Introduction: Overexpression of epidermal growth factor receptor (EGFR) is a prognostic and predictive biomarker in a number of malignant tumours. Radionuclide molecular imaging of EGFR expression in cancer could influence patient management. However, EGFR expression in normal tissues might complicate in vivo imaging. The aim of this study was to evaluate if optimization of the injected protein dose might improve imaging of EGFR expression in tumours using a novel EGFR-targeting protein, the DOTA-ZEGFR:2377 Affibody molecule. Methods: An anti-EGFR Affibody molecule, ZEGFR:2377, was labelled with 111In via the DOTA chelator site-specifically conjugated to a C-terminal cysteine. The affinity of DOTA-ZEGFR:2377 for murine and human EGFR was measured by surface plasmon resonance. The cellular processing of 111In-DOTA-ZEGFR:2377 was evaluated in vitro. The biodistribution of radiolabelled Affibody molecules injected in a broad range of injected Affibody protein doses was evaluated in mice bearing EGFR-expressing A431 xenografts.

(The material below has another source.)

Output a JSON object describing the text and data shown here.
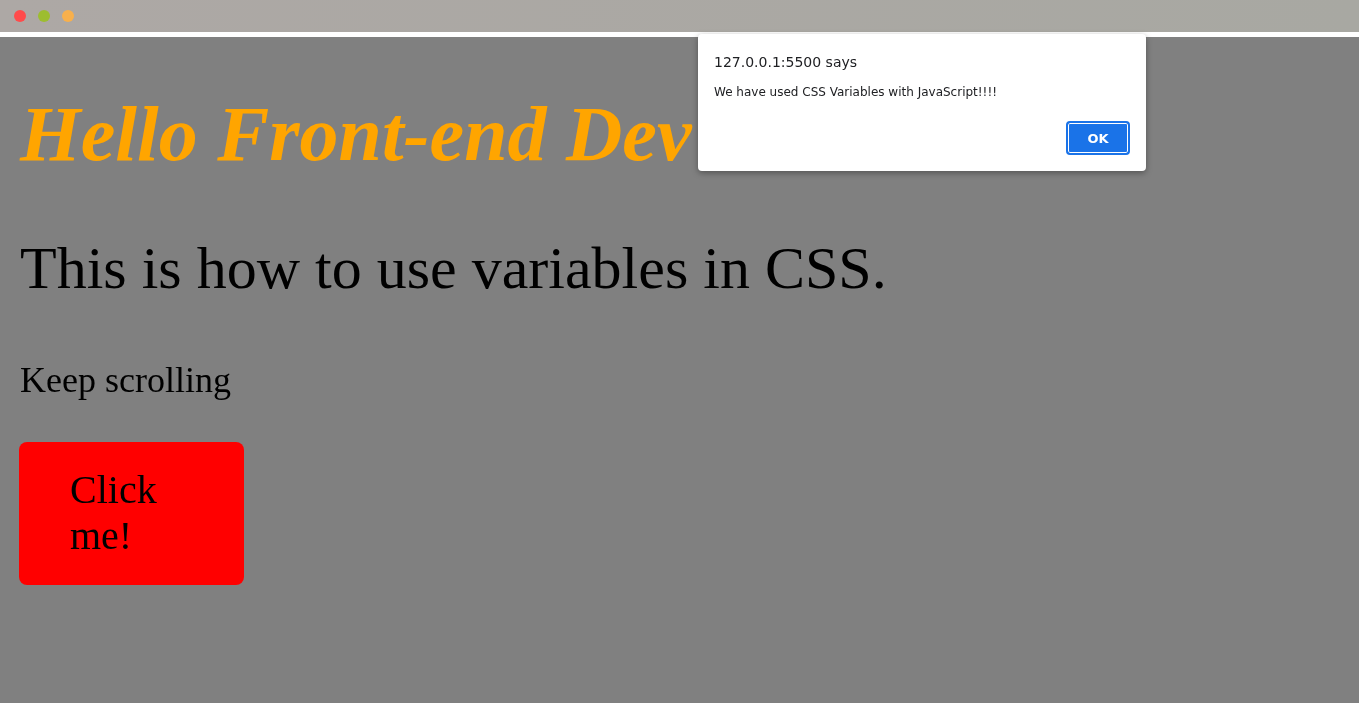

Results: Site-specific coupling of DOTA provided a uniform conjugate possessing equal affinity for human and murine EGFR. The internalization of 111In-DOTA-ZEGFR:2377 by A431 cells was slow. In vivo, the conjugate accumulated specifically in xenografts and in EGFR-expressing tissues. The curve representing the dependence of tumour uptake on the injected Affibody protein dose was bell-shaped. The highest specific radioactivity (lowest injected protein dose) provided a suboptimal tumour-to-blood ratio. The results of the biodistribution study were confirmed by γ-camera imaging. Conclusion: The 111In-DOTA-Z EGFR:2377 Affibody molecule is a promising tracer for radionuclide molecular imaging of EGFR expression in malignant tumours. Careful optimization of protein dose is required for high-contrast imaging of EGFR expression in vivo. © 2009 Springer-Verlag.